Seit 5 Wochen leben wir nun schon diesen „neuen Alltag“. Am Wochenende ist mir etwas Interessantes an mir aufgefallen. Aufgrund der Länge, die die Maßnahmen nun schon andauern, ist es ein Stück normal geworden. Wie oben beschrieben, gibt es einen „neuen Alltag“. Dieser Alltag ist bei uns sehr viel langsamer. Es gibt in der Regel keine Termine, Arbeit ist auf ein Minimum reduziert (außer Julia`s Mundschutzproduktion, die auf Hochtouren läuft), Betriebsferien, Kurzarbeit steht an. Es gibt keine Treffen und so ist nicht zu organisieren, wer sich mit wem verabredet und wie man dorthin kommt etc. Es gibt kaum Fahrerei – sitze ich doch sonst täglich mindestens 1 Stunde im Auto, so habe ich die letzten 5 Wochen drei Mal mein Auto benutzt, weil sich alles andere mit dem Fahrrad erledigen ließ. Zu Beginn dieser Zeit fiel mir diese Entschleunigung und Reduzierung wirklich schwer und es war sehr ungewohnt ganz praktisch, aber auch innerlich gebremst zu werden. Denn bei vielem ist es gar nicht nur der praktische Aufwand der wegfällt, sondern auch die Energie, die ich sonst auf planen, organisieren, besprechen, absprechen etc. verwendet hätte. Dieses Wochenende bahnte sich dann die Frage ihren Weg, wie es wohl sein wird, wenn alles wieder möglich ist. Und ich merke wie ich grade gar nicht recht weiß, was nun stimmig ist für mich. Welches Tempo ist nun das, was zu mir und auch zu uns als Familie passt? Wie voll soll unser Leben sein? Wollen wir wieder so leben wie zuvor? Wenn nein, was soll sich ändern?

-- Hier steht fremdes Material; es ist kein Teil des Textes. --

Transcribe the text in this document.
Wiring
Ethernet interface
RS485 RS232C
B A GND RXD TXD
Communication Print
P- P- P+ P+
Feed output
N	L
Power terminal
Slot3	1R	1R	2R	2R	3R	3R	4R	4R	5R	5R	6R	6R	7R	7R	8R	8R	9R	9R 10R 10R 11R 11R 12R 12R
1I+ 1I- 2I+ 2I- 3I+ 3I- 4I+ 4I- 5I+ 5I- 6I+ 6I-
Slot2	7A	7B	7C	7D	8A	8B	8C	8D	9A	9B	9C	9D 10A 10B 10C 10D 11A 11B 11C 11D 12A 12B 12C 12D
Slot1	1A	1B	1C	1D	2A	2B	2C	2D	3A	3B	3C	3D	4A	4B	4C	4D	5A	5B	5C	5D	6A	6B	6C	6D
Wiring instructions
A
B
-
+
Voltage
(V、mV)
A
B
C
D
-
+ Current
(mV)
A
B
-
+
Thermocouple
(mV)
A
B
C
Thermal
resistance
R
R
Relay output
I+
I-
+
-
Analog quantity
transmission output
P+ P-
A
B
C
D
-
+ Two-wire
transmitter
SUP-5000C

Als am Mittwoch die Nachricht kam, dass es zunächst weitestgehend so bleiben wird wie in den letzten Wochen, war ich etwas frustriert. Ich hatte gehofft, dass wir unsere Kontakte doch ein wenig ausweiten können und auch die Kinder waren erstmal ernüchtert. Mittlerweile bin ich froh, dass die Zeit noch etwas andauern wird. Denn ich habe die Hoffnung, dass es so zu einer einschneidenden Erfahrung werden kann. Zu einer Erfahrung, die einen einlädt seine Lebensweise und Prioritäten zu überdenken.

Wie will ich/wie wollen wir als Familie wirklich leben? Was fehlt uns momentan sehr? Wo merken wir, dass es uns so wichtig ist, dass wir es nicht missen wollen? An welchen Stellen bin ich/sind wir auch grade befreit? Wie hat sich unser Lebensgefühl/unsere Familiensituation verändert? Was ist uns in den letzten Wochen kostbar geworden? Was davon wollen wir beibehalten?

Ich habe schon öfters mit Menschen Gespräche geführt die genau aufgrund dieser Fragen ein Sabbatjahr einlegen, pilgern, sich eine Auszeit nehmen. Durch Corona haben plötzlich sehr viele Menschen eine „Auszeit“ von vielem, was vorher den Alltag bestimmt hat. Und da sehe ich neben aller Herausforderung dieser Krise in der Verlängerung der Maßnahmen eine Chance. Zeit zu haben ganz individuelle Antworten zu finden auf die Frage was für uns im Leben wirklich relevant ist. Herausgenommen zu sein aus dem Gewohnten, es zu hinterfragen und auf Wunsch zu verändern. Ich bin sehr gespannt, was sich aus dieser Zeit entwickelt und wie wir die Chance nutzen uns von ihr hinterfragen und verändern zu lassen…

Nochmal kurz etwas Allgemeines:

Ursprünglich haben wir ganz spontan mit diesem Blog begonnen, weil wir irgendwie einen Beitrag leisten wollten in dieser Krise. Familien und auch Einzelne unterstützen die Chance in der Herausforderung zu sehen war unsere Idee. Da es wohl noch nicht mit 5 Wochen getan war, haben wir uns überlegt weiterhin über Dinge zu schreiben, wo wir hoffen, dass es auch andere inspirieren, ermutigen oder zum Nachdenken anregen könnte. Von einer geschätzten Heilpädagogin habe ich gelernt „Nicht gegen den Fehler, sondern für das Fehlende“ zu arbeiten. Und das wollen wir hier auch weiterhin tun und hinter die Krisen und Probleme schauen, auf das, wozu es uns einlädt uns zu entwickeln und wie wir das Fehlende fördern können.